On the off-chance you aren’t a natural born off-piste killer, Portillo also happens to be where the northern hemisphere’s best instructors spend their ‘off season’. Pick a world-class European, North American or Japanese resort and it’d be a safe bet their best people are teaching at Portillo each summer. Their enthusiasm for winter sport is infectious, and their experience is unmatched. Whether you’re a newbie, just getting started, or an old pro, this is where you should be learning. If your plans don’t include spending 8 hours a day shredding, there are heaps of other activities like movie screenings, yoga classes, wine tastings, a rock wall, a gym, basketball court, multiple hot tubs, and game rooms to keep you occupied. If that’s not enough, 3,400 meters up on a cliff overlooking the Laguna del Inca lies the most beautiful aprés ski spot imaginable – Tio Bob’s complete with food, bar, and some of the finest Chilean wines.
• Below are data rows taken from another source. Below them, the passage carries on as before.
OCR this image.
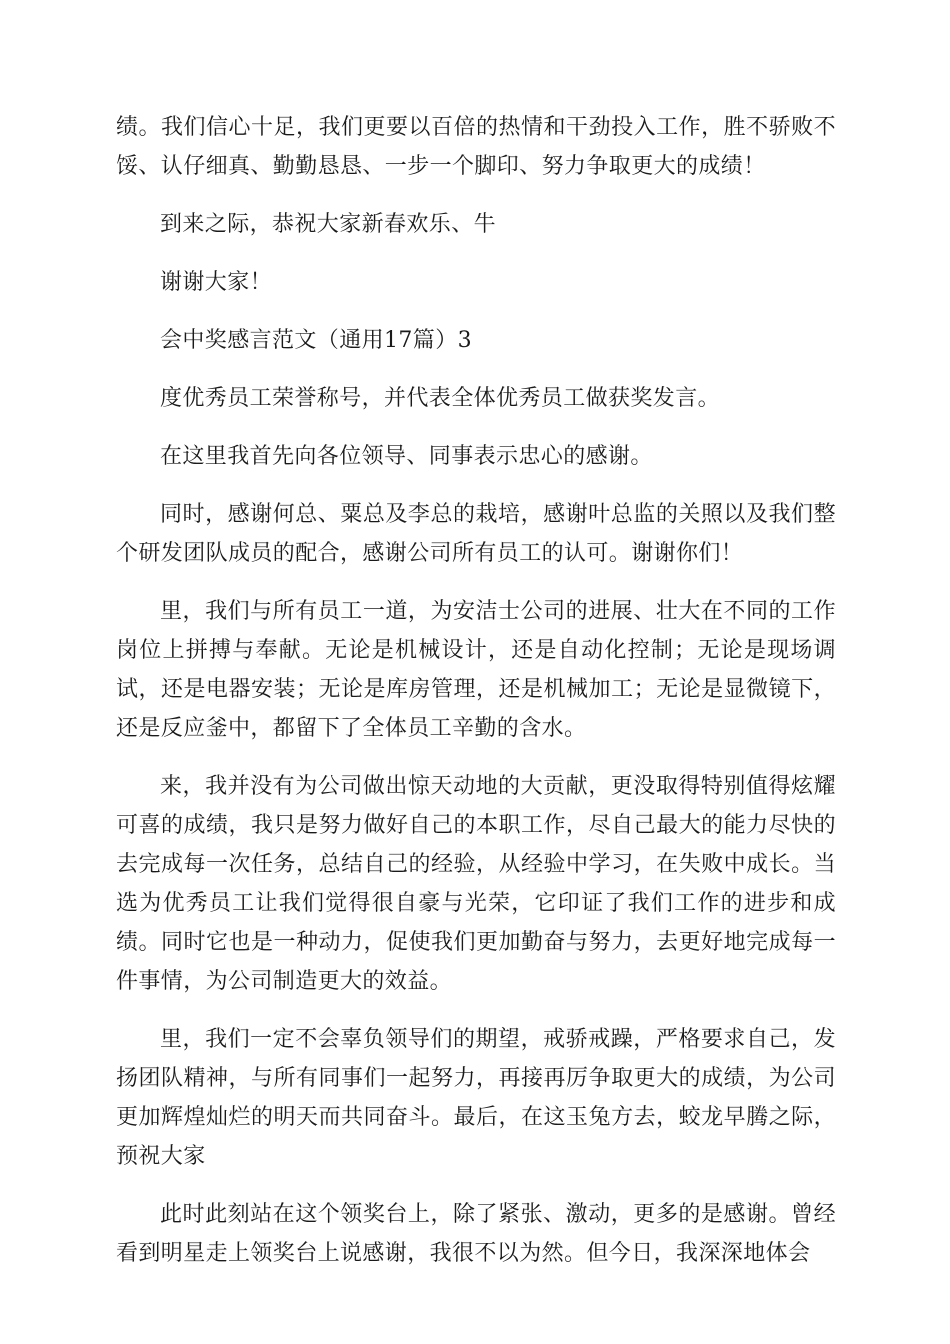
绩。我们信心十足，我们更要以百倍的热情和干劲投入工作，胜不骄败不馁、认仔细真、勤勤恳恳、一步一个脚印、努力争取更大的成绩！

到来之际，恭祝大家新春欢乐、牛

谢谢大家！

会中奖感言范文（通用17篇）3

度优秀员工荣誉称号，并代表全体优秀员工做获奖发言。

在这里我首先向各位领导、同事表示忠心的感谢。

同时，感谢何总、粟总及李总的栽培，感谢叶总监的关照以及我们整个研发团队成员的配合，感谢公司所有员工的认可。谢谢你们！

里，我们与所有员工一道，为安洁士公司的进展、壮大在不同的工作岗位上拼搏与奉献。无论是机械设计，还是自动化控制；无论是现场调试，还是电器安装；无论是库房管理，还是机械加工；无论是显微镜下，还是反应釜中，都留下了全体员工辛勤的含水。

来，我并没有为公司做出惊天动地的大贡献，更没取得特别值得炫耀可喜的成绩，我只是努力做好自己的本职工作，尽自己最大的能力尽快的去完成每一次任务，总结自己的经验，从经验中学习，在失败中成长。当选为优秀员工让我们觉得很自豪与光荣，它印证了我们工作的进步和成绩。同时它也是一种动力，促使我们更加勤奋与努力，去更好地完成每一件事情，为公司制造更大的效益。

里，我们一定不会辜负领导们的期望，戒骄戒躁，严格要求自己，发扬团队精神，与所有同事们一起努力，再接再厉争取更大的成绩，为公司更加辉煌灿烂的明天而共同奋斗。最后，在这玉兔方去，蛟龙早腾之际，预祝大家

此时此刻站在这个领奖台上，除了紧张、激动，更多的是感谢。曾经看到明星走上领奖台上说感谢，我很不以为然。但今日，我深深地体会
If you are looking for adventure, Portillo has to be on your list. Portillo has some of the most challenging and quickly accessible freeskiing on the planet, world-class heli-skiing, epic hikes to avalanche chutes full of freshies, the renowned Super C couloir, plus the creature comforts of hot tub happy hour. I have tried to do it justice, to express how special it is but the words are simply not enough. You have to experience it for yourself.